Orange County Modern Art curator Sarah Bancroft, who organized the show, lets it sprawl when the work needs space and then tightens the focus as the exhibition shifts between paintings and works on paper. In several rooms there are only six works on display, but given their size — about 71
2 feet by 6 feet — and given the philosophical hush that pervades their gentle, geometrical forms, one is happy for the spare arrangement and ample breathing room. But it is the light that makes the strongest case, not just for the work, but for the museum itself. The rooms are flooded with neutral light filtering in from above which, combined with the lack of windows, makes Diebenkorn’s work the sole focus of attention. Bancroft calls one of the rooms “the chapel,” and it’s a good description: Diebenkorn’s work puts you in a quiet, contemplative state, attentive to its details, its pentimenti and washes of color that seem, somehow, like the traces of water on sand, or wind on rock.
The Ocean Park series was a long and productive act of anachronism. Diebenkorn, born in 1922, had already produced abstract paintings in the 1950s, and figurative work in the 1950s and ’60s, before he moved to the Los Angeles area in 1966. In 1967, he surprised himself and his admirers by turning to abstraction again even as the rest of the art world was pursuing pop and conceptualism. While other artists were leaving the studio for more engaged and confrontational work, Diebenkorn turned inward, back to painting, back to work that built on what must have seemed like the tail end of a decades-long project to purify and elucidate the fundamentals of visual art.
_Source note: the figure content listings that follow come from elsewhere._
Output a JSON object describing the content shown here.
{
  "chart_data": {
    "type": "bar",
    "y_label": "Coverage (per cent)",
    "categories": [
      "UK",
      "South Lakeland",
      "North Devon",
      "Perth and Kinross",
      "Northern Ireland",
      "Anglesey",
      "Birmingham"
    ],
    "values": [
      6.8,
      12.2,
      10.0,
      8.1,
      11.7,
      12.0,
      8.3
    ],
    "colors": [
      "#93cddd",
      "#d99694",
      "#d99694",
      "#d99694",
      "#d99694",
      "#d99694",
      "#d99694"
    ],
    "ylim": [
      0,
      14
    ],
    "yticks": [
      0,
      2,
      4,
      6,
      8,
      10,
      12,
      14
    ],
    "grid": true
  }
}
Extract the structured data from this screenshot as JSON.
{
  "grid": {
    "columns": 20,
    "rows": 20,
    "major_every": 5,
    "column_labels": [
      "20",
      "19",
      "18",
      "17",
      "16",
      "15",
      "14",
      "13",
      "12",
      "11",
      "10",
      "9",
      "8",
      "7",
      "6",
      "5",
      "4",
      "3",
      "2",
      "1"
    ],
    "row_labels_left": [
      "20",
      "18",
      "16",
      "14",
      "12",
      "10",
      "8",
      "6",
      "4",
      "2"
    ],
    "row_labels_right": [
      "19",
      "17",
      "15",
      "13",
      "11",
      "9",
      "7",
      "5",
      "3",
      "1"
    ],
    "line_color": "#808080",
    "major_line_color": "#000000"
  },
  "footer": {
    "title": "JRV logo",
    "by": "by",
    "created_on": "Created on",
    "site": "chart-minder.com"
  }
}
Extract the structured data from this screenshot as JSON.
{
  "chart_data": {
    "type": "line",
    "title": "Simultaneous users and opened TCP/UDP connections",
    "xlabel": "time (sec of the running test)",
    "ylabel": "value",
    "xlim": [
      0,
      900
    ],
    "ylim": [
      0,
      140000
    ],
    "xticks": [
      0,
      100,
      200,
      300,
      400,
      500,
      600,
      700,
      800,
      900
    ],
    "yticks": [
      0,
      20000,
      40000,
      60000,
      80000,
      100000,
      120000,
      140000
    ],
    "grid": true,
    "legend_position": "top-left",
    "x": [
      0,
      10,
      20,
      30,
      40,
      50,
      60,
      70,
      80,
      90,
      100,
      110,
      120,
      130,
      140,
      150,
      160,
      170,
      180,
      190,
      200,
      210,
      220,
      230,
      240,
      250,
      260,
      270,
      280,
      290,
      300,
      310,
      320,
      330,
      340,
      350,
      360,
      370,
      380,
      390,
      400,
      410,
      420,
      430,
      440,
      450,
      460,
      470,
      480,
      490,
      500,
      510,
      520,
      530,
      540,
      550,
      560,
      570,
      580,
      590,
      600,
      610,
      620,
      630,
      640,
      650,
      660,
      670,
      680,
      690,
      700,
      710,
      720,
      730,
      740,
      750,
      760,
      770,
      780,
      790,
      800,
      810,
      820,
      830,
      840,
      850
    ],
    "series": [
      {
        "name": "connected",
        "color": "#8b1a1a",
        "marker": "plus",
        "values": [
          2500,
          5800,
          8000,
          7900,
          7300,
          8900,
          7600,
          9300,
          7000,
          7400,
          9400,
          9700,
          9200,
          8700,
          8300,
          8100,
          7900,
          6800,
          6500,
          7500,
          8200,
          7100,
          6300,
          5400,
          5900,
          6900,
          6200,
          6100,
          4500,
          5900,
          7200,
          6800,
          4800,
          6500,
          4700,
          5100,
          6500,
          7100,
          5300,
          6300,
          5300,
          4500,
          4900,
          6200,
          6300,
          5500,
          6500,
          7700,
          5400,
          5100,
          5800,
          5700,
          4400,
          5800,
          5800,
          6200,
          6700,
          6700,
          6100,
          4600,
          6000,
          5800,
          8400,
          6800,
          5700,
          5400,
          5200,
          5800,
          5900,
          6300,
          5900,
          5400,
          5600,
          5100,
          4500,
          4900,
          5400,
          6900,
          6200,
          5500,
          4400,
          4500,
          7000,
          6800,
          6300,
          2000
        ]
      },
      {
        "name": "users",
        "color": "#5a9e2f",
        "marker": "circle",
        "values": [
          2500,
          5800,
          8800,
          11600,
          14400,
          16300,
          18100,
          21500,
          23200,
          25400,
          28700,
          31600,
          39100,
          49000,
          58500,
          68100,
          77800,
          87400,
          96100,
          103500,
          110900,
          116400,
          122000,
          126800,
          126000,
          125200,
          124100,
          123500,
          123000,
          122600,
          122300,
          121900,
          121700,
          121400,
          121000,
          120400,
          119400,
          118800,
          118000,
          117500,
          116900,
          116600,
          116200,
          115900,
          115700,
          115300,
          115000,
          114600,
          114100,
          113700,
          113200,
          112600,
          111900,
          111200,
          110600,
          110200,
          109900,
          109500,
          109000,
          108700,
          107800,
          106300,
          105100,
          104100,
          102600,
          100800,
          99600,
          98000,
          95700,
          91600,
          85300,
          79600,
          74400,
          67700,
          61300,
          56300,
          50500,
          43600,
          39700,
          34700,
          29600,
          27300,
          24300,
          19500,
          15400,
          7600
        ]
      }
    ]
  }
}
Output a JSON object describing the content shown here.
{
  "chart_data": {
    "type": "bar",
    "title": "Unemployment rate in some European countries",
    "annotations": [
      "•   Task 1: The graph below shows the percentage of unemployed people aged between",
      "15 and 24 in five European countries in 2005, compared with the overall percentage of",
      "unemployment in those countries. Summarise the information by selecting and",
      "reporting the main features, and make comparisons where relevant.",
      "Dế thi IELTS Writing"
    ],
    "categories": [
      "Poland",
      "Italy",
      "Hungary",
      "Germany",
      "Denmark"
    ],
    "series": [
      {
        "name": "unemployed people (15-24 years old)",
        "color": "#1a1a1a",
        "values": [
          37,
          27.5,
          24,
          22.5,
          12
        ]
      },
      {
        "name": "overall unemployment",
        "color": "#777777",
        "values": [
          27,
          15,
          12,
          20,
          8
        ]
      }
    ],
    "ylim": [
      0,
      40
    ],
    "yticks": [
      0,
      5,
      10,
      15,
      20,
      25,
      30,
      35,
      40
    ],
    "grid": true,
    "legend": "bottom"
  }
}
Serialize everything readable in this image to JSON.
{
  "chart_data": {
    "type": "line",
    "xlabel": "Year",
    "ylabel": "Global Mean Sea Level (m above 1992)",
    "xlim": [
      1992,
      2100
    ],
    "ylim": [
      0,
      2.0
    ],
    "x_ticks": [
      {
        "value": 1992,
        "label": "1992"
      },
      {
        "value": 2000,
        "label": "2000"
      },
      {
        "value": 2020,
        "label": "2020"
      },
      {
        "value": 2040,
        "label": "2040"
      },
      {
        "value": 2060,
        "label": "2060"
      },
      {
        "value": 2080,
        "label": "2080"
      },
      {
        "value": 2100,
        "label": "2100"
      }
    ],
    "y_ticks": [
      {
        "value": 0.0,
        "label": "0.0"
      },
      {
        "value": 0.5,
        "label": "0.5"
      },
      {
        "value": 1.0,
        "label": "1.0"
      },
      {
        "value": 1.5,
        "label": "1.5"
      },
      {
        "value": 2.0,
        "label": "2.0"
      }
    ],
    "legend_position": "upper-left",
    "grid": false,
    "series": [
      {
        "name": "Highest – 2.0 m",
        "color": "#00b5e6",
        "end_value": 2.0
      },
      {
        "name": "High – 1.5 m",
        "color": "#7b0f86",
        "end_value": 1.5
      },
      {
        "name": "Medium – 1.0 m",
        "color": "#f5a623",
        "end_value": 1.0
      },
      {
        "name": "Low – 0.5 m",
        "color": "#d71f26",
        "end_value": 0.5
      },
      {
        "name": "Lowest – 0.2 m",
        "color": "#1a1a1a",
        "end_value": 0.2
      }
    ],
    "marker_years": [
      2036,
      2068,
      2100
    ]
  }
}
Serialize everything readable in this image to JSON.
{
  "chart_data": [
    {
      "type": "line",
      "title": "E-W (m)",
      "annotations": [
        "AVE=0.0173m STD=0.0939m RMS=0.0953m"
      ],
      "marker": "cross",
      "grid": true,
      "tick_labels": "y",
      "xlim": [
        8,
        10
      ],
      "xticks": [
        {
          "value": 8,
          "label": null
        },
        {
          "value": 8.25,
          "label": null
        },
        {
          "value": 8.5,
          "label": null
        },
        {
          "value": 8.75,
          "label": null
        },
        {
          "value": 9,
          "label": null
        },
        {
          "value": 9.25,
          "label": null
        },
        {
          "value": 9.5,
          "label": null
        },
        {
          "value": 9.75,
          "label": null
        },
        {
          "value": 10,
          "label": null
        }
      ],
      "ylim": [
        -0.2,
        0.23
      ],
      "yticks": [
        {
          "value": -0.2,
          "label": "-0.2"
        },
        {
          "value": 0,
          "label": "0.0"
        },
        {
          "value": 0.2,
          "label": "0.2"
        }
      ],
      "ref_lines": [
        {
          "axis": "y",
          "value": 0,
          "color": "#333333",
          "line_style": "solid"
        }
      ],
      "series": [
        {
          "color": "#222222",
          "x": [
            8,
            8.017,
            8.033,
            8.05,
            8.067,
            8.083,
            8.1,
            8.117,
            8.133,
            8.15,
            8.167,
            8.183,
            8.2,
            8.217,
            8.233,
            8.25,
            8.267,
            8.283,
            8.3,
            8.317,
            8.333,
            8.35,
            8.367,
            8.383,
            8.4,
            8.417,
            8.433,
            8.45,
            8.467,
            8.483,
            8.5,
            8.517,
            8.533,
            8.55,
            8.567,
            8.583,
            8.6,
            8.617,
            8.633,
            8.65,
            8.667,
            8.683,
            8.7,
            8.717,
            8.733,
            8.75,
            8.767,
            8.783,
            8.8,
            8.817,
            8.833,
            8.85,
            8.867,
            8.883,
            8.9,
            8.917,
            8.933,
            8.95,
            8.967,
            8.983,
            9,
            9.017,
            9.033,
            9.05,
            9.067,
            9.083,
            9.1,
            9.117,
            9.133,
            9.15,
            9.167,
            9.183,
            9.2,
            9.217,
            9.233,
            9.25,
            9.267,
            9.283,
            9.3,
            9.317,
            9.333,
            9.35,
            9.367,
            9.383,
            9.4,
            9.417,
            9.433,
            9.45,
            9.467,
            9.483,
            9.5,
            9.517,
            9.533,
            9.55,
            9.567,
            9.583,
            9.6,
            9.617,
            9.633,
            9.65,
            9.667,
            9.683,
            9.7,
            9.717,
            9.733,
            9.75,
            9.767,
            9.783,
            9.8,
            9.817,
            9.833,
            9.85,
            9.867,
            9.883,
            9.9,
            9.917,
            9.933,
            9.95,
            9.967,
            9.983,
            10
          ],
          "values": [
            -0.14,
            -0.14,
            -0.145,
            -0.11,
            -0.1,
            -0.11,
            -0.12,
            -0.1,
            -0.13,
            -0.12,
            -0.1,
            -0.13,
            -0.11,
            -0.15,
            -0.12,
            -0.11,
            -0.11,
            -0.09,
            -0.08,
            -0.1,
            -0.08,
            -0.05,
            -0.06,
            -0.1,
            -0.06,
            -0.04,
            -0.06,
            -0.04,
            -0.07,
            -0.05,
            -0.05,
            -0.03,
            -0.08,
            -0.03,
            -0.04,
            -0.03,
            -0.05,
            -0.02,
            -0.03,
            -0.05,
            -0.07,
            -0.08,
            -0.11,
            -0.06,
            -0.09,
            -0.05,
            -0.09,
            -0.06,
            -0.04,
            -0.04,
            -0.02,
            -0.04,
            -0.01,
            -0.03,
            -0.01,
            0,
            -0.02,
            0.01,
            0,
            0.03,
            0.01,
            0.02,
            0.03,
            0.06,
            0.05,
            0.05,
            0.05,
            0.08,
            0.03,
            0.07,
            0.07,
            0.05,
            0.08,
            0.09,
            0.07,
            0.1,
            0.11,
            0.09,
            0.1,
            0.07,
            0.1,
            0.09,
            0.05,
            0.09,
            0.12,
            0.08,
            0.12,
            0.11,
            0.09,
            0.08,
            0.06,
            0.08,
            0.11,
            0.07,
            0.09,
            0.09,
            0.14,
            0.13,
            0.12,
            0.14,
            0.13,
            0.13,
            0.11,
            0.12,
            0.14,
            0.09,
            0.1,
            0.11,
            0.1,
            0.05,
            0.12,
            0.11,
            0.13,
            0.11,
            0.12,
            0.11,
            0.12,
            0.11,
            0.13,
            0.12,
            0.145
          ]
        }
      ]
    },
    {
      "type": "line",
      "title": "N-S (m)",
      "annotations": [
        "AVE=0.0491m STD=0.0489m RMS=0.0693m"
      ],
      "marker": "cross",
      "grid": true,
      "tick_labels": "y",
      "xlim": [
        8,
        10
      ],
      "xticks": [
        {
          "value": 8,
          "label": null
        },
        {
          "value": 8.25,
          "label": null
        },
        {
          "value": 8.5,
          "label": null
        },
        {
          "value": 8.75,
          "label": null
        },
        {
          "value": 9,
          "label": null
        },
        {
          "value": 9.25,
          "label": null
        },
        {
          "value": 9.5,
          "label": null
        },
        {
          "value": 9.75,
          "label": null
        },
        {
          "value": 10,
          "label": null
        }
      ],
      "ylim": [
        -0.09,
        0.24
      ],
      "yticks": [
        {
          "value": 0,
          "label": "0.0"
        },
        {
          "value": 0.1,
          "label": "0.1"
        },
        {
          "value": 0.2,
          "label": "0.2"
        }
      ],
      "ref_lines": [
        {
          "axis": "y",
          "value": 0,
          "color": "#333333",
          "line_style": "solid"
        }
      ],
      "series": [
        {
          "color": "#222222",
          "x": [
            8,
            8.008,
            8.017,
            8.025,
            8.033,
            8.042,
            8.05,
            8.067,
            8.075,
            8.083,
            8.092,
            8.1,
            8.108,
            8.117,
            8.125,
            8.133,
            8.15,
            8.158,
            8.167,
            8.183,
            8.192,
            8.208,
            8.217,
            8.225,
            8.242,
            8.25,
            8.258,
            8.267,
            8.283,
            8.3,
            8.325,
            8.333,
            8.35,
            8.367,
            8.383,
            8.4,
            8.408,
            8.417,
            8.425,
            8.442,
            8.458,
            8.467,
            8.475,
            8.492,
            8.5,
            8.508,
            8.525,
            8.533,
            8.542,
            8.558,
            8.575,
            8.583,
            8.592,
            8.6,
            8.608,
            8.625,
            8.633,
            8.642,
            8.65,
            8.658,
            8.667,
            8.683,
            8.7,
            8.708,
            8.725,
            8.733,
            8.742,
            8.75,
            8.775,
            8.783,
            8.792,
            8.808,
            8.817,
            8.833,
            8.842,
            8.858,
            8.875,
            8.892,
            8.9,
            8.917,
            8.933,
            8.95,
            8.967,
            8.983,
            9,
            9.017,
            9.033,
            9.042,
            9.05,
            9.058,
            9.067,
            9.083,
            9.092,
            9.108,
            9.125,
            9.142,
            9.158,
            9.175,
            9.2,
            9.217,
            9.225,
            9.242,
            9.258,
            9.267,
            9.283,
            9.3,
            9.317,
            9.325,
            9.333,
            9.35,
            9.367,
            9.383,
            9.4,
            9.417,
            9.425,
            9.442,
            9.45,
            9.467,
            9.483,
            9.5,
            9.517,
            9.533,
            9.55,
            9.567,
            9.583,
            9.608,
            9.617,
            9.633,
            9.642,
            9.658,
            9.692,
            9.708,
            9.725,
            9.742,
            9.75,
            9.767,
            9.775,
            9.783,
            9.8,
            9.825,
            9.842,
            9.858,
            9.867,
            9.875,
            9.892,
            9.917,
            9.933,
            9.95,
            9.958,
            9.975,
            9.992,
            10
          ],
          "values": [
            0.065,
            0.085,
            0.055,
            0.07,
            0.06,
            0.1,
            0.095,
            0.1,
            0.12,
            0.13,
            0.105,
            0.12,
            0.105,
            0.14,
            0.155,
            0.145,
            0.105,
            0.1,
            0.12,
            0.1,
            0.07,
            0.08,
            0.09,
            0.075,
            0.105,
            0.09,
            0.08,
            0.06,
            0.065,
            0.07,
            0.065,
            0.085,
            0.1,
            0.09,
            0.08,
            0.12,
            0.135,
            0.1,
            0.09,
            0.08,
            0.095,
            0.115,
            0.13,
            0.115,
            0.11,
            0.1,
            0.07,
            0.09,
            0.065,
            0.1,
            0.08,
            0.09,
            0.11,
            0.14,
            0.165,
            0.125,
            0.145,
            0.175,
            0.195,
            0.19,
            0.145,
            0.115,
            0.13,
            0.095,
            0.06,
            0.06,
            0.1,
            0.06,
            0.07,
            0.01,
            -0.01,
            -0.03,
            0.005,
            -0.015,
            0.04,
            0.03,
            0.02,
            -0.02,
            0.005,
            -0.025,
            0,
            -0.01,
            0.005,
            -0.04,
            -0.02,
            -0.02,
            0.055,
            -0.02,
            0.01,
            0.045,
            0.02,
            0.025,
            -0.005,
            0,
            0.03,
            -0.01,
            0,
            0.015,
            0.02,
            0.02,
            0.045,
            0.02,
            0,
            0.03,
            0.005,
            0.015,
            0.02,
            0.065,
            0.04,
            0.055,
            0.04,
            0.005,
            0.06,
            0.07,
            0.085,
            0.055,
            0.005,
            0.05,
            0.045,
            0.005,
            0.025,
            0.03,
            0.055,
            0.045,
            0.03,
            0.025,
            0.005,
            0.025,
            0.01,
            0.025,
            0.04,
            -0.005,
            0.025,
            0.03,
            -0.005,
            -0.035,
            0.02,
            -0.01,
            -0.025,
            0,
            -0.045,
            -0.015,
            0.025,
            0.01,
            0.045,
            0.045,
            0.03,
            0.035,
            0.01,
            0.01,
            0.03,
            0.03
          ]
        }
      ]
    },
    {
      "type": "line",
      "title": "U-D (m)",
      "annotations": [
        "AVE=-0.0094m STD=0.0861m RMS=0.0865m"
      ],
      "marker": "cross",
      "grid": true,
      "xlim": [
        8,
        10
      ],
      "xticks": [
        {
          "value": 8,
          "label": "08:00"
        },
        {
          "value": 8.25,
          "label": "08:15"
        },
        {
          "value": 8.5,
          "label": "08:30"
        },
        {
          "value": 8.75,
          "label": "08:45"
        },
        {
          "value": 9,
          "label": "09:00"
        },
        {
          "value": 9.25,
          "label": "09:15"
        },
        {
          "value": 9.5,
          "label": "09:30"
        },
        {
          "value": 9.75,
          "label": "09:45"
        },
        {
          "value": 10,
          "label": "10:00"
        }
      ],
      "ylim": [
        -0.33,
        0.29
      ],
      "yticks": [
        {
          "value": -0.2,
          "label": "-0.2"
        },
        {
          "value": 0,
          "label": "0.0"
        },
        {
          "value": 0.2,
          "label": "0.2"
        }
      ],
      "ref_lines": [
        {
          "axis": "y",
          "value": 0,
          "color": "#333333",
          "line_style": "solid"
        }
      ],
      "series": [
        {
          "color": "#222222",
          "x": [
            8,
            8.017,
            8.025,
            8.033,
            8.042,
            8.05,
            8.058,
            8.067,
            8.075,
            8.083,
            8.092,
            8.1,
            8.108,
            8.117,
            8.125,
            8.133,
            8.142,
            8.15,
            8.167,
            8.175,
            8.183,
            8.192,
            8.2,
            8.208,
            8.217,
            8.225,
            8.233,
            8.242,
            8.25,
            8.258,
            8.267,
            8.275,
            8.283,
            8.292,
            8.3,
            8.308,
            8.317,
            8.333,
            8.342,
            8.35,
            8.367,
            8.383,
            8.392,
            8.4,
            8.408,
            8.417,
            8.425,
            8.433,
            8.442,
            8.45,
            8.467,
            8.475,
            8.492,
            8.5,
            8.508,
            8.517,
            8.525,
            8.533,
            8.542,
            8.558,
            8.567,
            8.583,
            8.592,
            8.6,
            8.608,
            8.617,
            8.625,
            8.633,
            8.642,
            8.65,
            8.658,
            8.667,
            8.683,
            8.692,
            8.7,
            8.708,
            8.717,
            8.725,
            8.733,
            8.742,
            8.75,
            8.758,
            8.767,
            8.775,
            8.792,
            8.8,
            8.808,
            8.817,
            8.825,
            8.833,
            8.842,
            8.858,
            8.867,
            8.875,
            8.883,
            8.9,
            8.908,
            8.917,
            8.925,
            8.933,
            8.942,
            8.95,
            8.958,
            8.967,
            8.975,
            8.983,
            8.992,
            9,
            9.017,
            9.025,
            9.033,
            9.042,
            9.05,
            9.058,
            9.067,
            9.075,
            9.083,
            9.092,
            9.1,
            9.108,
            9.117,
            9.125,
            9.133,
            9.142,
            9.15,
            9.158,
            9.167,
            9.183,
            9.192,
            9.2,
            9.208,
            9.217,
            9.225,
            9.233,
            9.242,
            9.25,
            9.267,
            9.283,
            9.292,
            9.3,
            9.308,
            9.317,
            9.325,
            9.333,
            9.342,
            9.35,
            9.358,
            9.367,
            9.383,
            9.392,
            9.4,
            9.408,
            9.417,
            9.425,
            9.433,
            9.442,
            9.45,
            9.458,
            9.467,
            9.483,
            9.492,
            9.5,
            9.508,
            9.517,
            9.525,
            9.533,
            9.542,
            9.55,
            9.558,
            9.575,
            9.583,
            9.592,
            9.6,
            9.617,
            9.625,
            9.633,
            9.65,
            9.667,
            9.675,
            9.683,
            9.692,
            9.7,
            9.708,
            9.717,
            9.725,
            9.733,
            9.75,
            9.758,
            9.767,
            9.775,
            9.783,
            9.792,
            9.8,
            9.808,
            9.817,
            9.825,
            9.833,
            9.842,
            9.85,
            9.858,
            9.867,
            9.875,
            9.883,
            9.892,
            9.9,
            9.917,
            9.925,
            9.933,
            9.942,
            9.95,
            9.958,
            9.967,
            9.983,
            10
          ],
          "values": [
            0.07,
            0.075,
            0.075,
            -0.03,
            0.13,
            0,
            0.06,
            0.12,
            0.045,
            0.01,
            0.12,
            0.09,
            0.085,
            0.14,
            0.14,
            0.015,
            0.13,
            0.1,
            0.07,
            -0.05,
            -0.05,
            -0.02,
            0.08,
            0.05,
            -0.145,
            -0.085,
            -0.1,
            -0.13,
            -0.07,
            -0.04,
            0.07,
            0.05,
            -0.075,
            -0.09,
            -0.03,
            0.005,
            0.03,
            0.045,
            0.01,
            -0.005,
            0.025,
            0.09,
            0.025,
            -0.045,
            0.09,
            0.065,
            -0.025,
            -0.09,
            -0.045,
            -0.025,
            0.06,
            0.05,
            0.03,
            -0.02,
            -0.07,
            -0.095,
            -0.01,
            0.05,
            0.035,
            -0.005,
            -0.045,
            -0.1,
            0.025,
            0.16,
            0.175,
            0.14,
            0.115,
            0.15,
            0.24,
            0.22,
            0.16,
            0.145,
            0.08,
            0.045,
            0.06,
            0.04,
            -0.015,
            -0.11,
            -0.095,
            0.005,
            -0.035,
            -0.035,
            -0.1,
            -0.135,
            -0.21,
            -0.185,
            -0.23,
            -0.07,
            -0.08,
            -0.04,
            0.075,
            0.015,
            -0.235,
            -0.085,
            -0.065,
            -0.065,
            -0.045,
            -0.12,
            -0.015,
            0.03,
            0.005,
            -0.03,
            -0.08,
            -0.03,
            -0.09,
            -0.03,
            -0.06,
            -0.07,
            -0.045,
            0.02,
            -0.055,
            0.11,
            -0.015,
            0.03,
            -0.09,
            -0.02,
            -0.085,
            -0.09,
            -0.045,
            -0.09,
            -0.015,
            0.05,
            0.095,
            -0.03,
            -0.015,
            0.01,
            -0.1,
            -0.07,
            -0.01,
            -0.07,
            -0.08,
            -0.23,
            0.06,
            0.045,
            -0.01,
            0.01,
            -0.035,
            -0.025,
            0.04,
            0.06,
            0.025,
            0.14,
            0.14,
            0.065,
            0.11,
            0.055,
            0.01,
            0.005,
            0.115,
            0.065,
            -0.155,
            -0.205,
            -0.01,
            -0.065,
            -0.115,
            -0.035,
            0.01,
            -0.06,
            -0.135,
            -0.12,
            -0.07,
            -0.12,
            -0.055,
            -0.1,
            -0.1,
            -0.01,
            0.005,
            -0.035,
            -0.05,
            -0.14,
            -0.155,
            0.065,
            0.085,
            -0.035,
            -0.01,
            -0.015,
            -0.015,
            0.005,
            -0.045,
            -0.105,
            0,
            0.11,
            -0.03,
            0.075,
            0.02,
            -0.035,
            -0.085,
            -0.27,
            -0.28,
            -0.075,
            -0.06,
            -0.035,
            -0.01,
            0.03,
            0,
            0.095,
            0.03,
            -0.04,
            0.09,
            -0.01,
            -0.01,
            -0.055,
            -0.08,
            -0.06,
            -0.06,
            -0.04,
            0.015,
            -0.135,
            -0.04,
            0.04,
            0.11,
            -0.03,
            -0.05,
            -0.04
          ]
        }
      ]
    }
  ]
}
Named for the neighborhood where Diebenkorn established his studio, the Ocean Park series continued for two decades, eventually reaching “Ocean Park No. 140” in 1985, a painting of two large triangle forms, one sky blue, the other green, with the suggestion of some kind of architectural interaction at the top of the canvas where their two points meet. Diebenkorn did other work, in the Bay Area, in Albuquerque and most notably for this exhibition, in a series called Lower Colorado, in which he responded to large-scale efforts to control the water and landscape of Arizona, paintings which often seem to represent the landscape as if seen from above: flat parcels of blue, green and brown that dissolve the supposed line between abstraction and representation.